Agencja AFP podała, że wśród ewakuowanych z Machu Picchu są m.in. Francuzi, Japończycy, Amerykanie, Polacy, Brazylijczycy, Niemcy i Portugalczycy.
Konflikt, który z protestu przerodził się w starcia dotyczy linii autobusowej, którą turyści pokonują ostatni odcinek trasy do Machu Picchu, najsławniejszej atrakcji turystycznej Peru.

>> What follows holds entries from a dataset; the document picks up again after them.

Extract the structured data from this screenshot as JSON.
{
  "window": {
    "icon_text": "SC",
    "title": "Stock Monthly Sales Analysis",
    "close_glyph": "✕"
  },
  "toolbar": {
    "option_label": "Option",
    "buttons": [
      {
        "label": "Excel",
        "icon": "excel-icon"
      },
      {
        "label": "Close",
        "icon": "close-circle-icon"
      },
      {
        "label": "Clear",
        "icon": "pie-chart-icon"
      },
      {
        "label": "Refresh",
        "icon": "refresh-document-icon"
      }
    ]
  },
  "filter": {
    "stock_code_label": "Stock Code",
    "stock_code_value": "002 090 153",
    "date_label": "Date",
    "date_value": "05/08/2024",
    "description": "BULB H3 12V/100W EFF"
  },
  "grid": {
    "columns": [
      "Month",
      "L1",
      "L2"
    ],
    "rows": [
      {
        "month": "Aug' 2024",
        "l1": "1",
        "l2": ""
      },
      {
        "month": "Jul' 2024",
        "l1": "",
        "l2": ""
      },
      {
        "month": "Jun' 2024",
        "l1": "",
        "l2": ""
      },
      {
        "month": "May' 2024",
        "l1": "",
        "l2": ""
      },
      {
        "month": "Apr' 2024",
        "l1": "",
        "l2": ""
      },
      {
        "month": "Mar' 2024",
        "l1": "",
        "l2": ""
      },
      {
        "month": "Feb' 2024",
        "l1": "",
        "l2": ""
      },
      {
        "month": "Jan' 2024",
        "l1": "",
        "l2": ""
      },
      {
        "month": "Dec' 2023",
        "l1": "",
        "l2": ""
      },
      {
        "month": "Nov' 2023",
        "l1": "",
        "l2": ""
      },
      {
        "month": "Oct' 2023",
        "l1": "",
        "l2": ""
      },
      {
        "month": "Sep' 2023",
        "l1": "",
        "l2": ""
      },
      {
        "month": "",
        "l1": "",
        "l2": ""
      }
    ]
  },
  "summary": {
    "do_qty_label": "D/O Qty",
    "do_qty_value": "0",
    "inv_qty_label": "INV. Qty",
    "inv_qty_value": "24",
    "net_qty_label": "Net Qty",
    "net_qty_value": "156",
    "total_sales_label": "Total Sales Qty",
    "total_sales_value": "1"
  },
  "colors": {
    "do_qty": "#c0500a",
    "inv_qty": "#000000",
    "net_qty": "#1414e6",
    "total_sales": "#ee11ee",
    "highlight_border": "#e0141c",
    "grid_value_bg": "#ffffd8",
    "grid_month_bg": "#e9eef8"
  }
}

Akcja protestacyjna na szczycie
Lokalni mieszkańcy domagają się, aby kontrakt na jej obsługę przyznać jednej z miejscowych firm. Twierdzą, że upłynął już termin 30-letniej koncesji wydanej zewnętrznemu przewoźnikowi. Organizujący protest Front Obrony Machu Picchu zapowiedział w niedzielę, że akcja będzie trwała do czasu rozpoczęcia działalności przez nową firmę transportową.
Protestujący zablokowali tory kolejowe, a w starciach z nimi obrażenia odniosło 14 policjantów - przekazała AFP.
Peru: Thousands of Tourists Stranded in Machu Picchu Amid Bus Drivers’ Protests
— NEXTA (@nexta_tv) September 17, 2025
Around 1,300 people were trapped in the ancient city after 150 protesters blocked the railway line.
The demonstrators accuse the railway company of unfair competition and demand that buses be… pic.twitter.com/xXicUYkAvT
Leżące na wysokości 2438 metrów n.p.m. Machu Picchu odwiedza średnio 4,5 tys. turystów dziennie. Jest uznawane za najlepiej zachowane miasto Inków. Zbudowano je w XV wieku, a odkryto dla współczesnych w 1911 r.
To nie pierwsze protesty w tym miejscu, które zakończyły się ewakuacją turystów.